Ecco qui, il racconto, si fa indecifrabile e difficile da capire, dice Marcato: ""Quale fu lo stupore di Vito FIlippetto nel vedere ciò che stava succedendo, e , rivolto a me disse:  - Adesso ci ammazzano tutti" -.

 

Ma cosa stava succedendo? Si è  in pieno centro di Santa Giustina, cosa sta succedendo. i tedeschi sono già lì? Lo si immagina dallo stupore di Vito FIlippetto.  Arrivano da una strada dove i tedeschi non ci sono? Non sentono nessun rumore? Nulla?

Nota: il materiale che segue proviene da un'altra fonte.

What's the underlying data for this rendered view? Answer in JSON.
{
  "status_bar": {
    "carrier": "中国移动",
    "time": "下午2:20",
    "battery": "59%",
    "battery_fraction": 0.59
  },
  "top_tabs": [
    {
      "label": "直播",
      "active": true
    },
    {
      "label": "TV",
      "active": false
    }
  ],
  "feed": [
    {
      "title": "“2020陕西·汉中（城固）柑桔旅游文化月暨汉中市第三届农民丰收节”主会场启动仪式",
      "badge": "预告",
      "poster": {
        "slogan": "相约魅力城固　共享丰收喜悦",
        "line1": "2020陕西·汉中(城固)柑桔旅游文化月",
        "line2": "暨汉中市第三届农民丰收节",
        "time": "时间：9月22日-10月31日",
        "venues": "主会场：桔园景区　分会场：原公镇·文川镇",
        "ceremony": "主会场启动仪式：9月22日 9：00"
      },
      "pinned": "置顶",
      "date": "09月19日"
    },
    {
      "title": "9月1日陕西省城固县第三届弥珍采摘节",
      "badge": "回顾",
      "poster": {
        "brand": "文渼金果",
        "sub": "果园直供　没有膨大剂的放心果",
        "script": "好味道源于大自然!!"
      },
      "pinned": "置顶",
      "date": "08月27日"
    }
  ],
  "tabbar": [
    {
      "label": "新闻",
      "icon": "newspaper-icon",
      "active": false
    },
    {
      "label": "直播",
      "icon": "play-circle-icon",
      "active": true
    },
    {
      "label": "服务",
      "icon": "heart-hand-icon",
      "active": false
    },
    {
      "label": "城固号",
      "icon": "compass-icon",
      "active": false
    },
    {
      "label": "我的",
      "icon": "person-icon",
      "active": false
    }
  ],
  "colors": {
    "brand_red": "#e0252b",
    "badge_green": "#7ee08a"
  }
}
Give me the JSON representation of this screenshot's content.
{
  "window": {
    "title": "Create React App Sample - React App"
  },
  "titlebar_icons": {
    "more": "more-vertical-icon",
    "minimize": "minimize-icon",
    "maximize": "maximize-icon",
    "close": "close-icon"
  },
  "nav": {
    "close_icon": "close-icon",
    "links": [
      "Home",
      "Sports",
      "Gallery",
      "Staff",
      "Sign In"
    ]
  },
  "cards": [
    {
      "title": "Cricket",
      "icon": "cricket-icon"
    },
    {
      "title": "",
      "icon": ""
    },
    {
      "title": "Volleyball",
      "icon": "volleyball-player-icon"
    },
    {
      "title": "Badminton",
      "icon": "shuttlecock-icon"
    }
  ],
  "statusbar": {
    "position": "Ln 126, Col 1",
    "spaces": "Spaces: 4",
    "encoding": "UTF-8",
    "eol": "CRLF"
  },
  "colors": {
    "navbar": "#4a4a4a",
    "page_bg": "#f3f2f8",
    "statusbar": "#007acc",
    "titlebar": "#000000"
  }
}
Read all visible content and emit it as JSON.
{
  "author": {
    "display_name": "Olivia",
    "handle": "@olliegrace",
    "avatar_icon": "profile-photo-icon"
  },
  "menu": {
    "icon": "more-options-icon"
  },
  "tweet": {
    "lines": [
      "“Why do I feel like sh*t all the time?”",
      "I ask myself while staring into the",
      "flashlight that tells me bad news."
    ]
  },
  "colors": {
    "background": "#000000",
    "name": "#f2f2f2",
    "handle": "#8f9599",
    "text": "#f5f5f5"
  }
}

Girano un angolo e si trovano i tedeschi che rastrellano?

 

1a CERTEZZA DI MARCATO: arrivano in centro del paese e i tedeschi stanno rastrellando

 

Marcato poi afferma con sicurezza questa interessantissima cosa sempre nell'intervista: "Dopo aver conferito con il comandante Graziano Verzotto, non ci rimaneva che  scappare, per l'avvicinarsi dei colpi d'arma da fuoco dei tedeschi". Qundi qualche colpo fu sparato. Qualche colpo...

 

 

2a CERTEZZA DI MARCATO: Graziano Verzotto è in paese quella mattina e dopo aver conferito gerarchicamente con il comandante Graziano Verzotto, decidono la fuga e abbndonato il paese.

 

 

Quindi ci sono alcune lacune. Stando a questa ricostruzione si capisce chiaramente che:

 

1 - non è in corso nessun combattimento

2 - non ci sono barricate

3 . non c'è nessuna resistenza

4 - dopo aver ricevuto gli ordini i partigiani si danno alla fuga

5 - Graziano Verzotto è in paese.

6 - si esclude una sparatoria di mezz'ora.

 

Ma analizziamo la testimonianza di Marcato rilasciata al Messaggero di Sant'Antonio che viene inserita in una VHS nel 50° (1955)  della strage:

"Io sono venuto a Santa Giustina per caso con l'amico Filippetto, quando siamo arrivati in piazza e ho visto Verzotto, e mi ricordo sempre come era vestito, con il cinturone, con la pistola, e tutto quel mucchio lì , (Filippetto n.d.r)  dice: "Gino qui ci ammazzano tutti". Aveva previsto la sua morte. "

 

Verzotto, come avete visto o potete vedere in altre pagine, nega in alcuni documenti,  assolutamente, di essere in paese quella mattina.

In altri c'è.

 

Un testimone dice di averlo visto uscire dalla Canonica.

 

Di quale versione fidarsi.

 

Allora se la versione di Marcato non parla di comabttimenti, se il testimone Bragadin parla di "qualche colpo di fucile" (confermato dal Marcato) , se il testimone Colombo dice "qualche sparo", perchè nei suoi scritti Verzotto scrive quasi una sceneggiatura di un film fra aggiramenti, accerchiamenti, 100 SS, due SS uccise di cui non c'è traccia, . A questo punto uno può farsi la domanda. A chi credere? E se qualcuno mente: perché? perchè ci sono dei clamorosi svarioni come il fatto che Verzotto dice che il campanile fu bruciato "dopo" la strage non prima? (pag. 200 libro di  Ramazzina)  Per quale motivo queste dissonanze?